Publication of IFRS 18 Presentation and Disclosure in Financial Statements
The existing standards are not very prescriptive as to the classification of income and expenses in the statement of profit or loss or on the use of totals and subtotals, and this leads to differences in presentation and difficulties in analysing and comparing company performance. The primary objective of this new standard is to ensure that entities present relevant information on their financial performance. Many of the provisions of the current IAS 1 have been incorporated without change. The main new requirements are based on three pillars:
- improving the comparability of the statement of profit or loss (and, to a lesser extent, the statement of cash flows) by setting out new rules on their structure and content;
- improving transparency in the use of certain Alternative Performance Measures (APMs) linked to the income statement;
- strengthening the requirements for aggregating or disaggregating information, both in the primary financial statements and in the notes, and preventing the omission or obscuring of material information.
Presentation of the income statement
The income statement will be structured around three new categories: Operating, Investing and Financing, in addition to the existing categories of income taxes and discontinued operations.
The standard provides a definition of the income and expenses that are included in each category:
- the Operating category is the default category, containing the income and expenses not included in other categories. This will include income and expenses from an entity’s main business activities.
- the Investing category covers income and expenses from:
- investments in unconsolidated subsidiaries, joint ventures, and associates. The share of the profit or loss of associates and joint ventures accounted for using the equity method must be presented in the Investing category;
- cash and cash equivalents; and
- other assets that generate an individual return that is largely independent of the entity’s other resources (e.g. financial assets or investment property);
- the Financing category includes income and expenses from liabilities arising from transactions that only involve the raising of finance and those resulting from other liabilities, for example the effects of discounting a lease liability.
These general principles are supplemented by provisions for classifying certain income and expenses, such as those relating to foreign exchange differences, hyperinflation, derivatives and hybrid contracts.
Sectoral adaptations, in particular for financial institutions, insurance companies and other investment entities, allow certain income and expenses to be classified in the Operating category when, under the general provisions of the standard, they would have been classified in the Investment or Financing categories.
IFRS 18 also imposes two new mandatory subtotals in addition to the net profit or loss already required by IAS 1: operating profit and net profit before financing and income taxes.
The standard also permits the optional presentation of five additional subtotals:
- gross profit or loss and similar subtotals,
- operating profit or loss before depreciation, amortisation and impairments within the scope of IAS 36,
- operating profit or loss and income and expenses from all investments accounted for using the equity method,
- profit or loss before income taxes, and
- profit or loss from continuing operations.
These sub-totals, whether mandatory or permitted, will not qualify as MPMs (see below).
Information on management-defined performance measures (MPM)
The standard provides a precise definition of the alternative performance measures that are linked to the statement of profit or loss and known as Management-defined Performance Measures (MPMs).
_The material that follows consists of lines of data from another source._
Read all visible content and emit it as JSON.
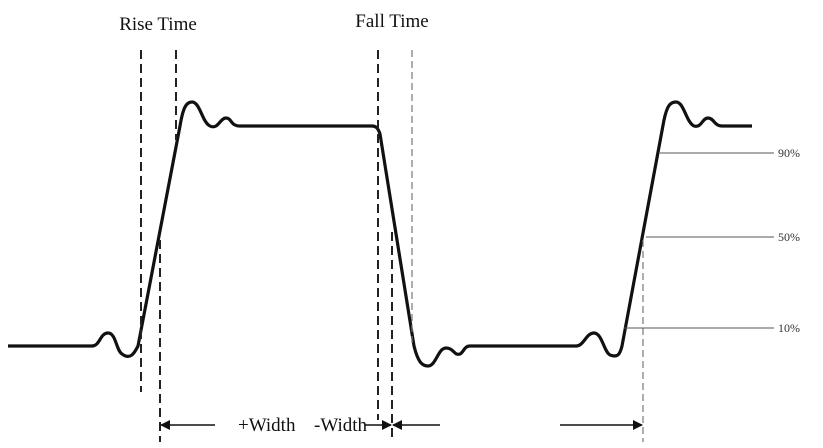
{
  "labels": {
    "rise_time": "Rise Time",
    "fall_time": "Fall Time"
  },
  "levels": {
    "high": "90%",
    "mid": "50%",
    "low": "10%"
  },
  "widths": {
    "positive": "+Width",
    "negative": "-Width"
  }
}
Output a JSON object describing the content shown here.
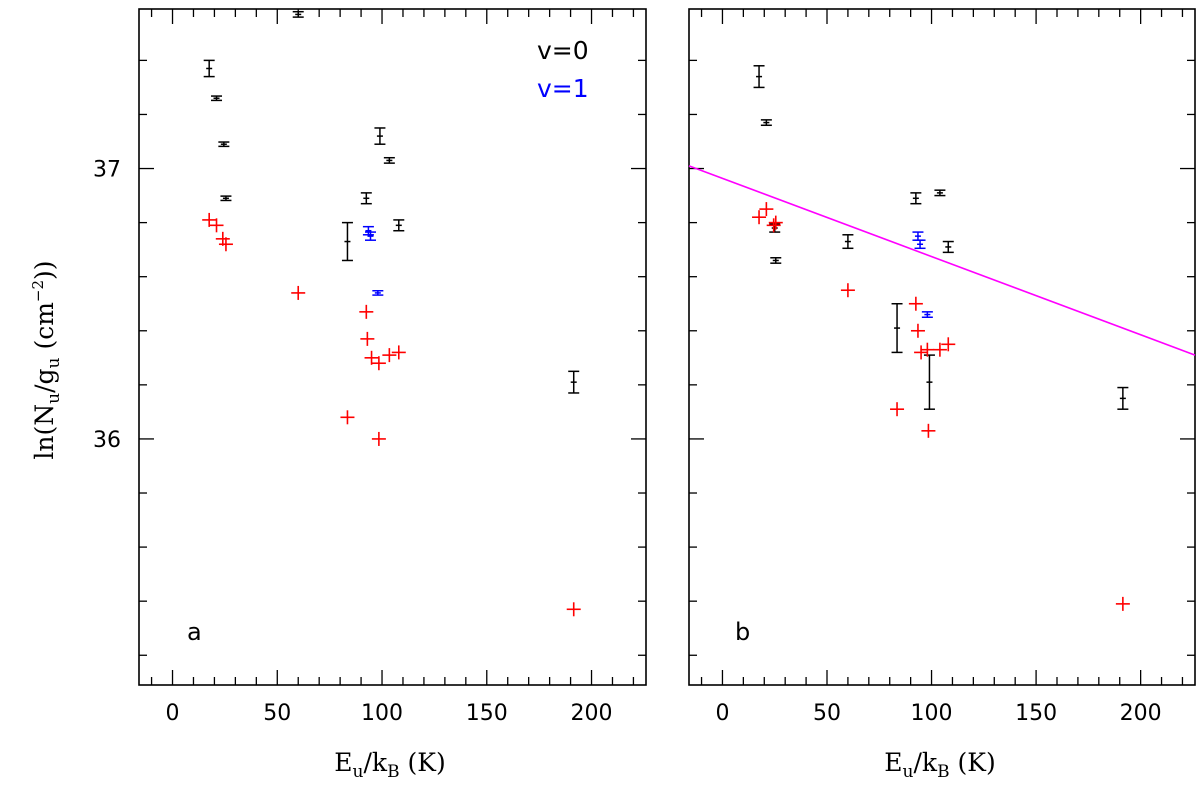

They will be the subject of detailed disclosures in a single note to the financial statements, presenting both quantitative information (calculation method, reconciliation with the nearest income statement subtotal, with presentation of income tax effects and noncontrolling interests) and qualitative information (definition of the indicator, and the way in which it reflects the company’s performance).
Enhanced requirements for aggregation and disaggregation to provide useful information
The role of the primary financial statements is to present a structured summary of an entity’s assets, liabilities, equity, income, expenses and cash flows. The notes provide further material information necessary to understand the quantified information in the primary financial statements.
To ensure that the financial statements fulfil their role, IFRS 18 introduces new principles for presenting information within the primary financial statements and the notes. These principles include rules for locating information within the financial statements, for aggregating and
disaggregating information and for providing guidance to the informative labelling of the aggregates. Additional requirements are set out for the presentation and nature of operating expenses.
Minor amendments to the statement of cash flows
In the case of the statement of cash flows, the standard focuses on certain targeted improvements:
- where a company opts for the indirect method, the standard defines a single starting point: operating income. This is a significant change insofar as a majority of preparers uses net profit as the starting point, as provided for in paragraph 18b of IAS 7;
- the elimination of the choices previously available to issuers in terms of the classification of cashflows in respect of interests and dividends, with precise classification rules that depend on the entity’s main activity.
Transition and first application
Application of IFRS 18 is mandatory for reporting periods commencing on or after 1 January 2027. The standard will be applied retrospectively. Early application is possible (in Europe, subject to endorsement by the European Union).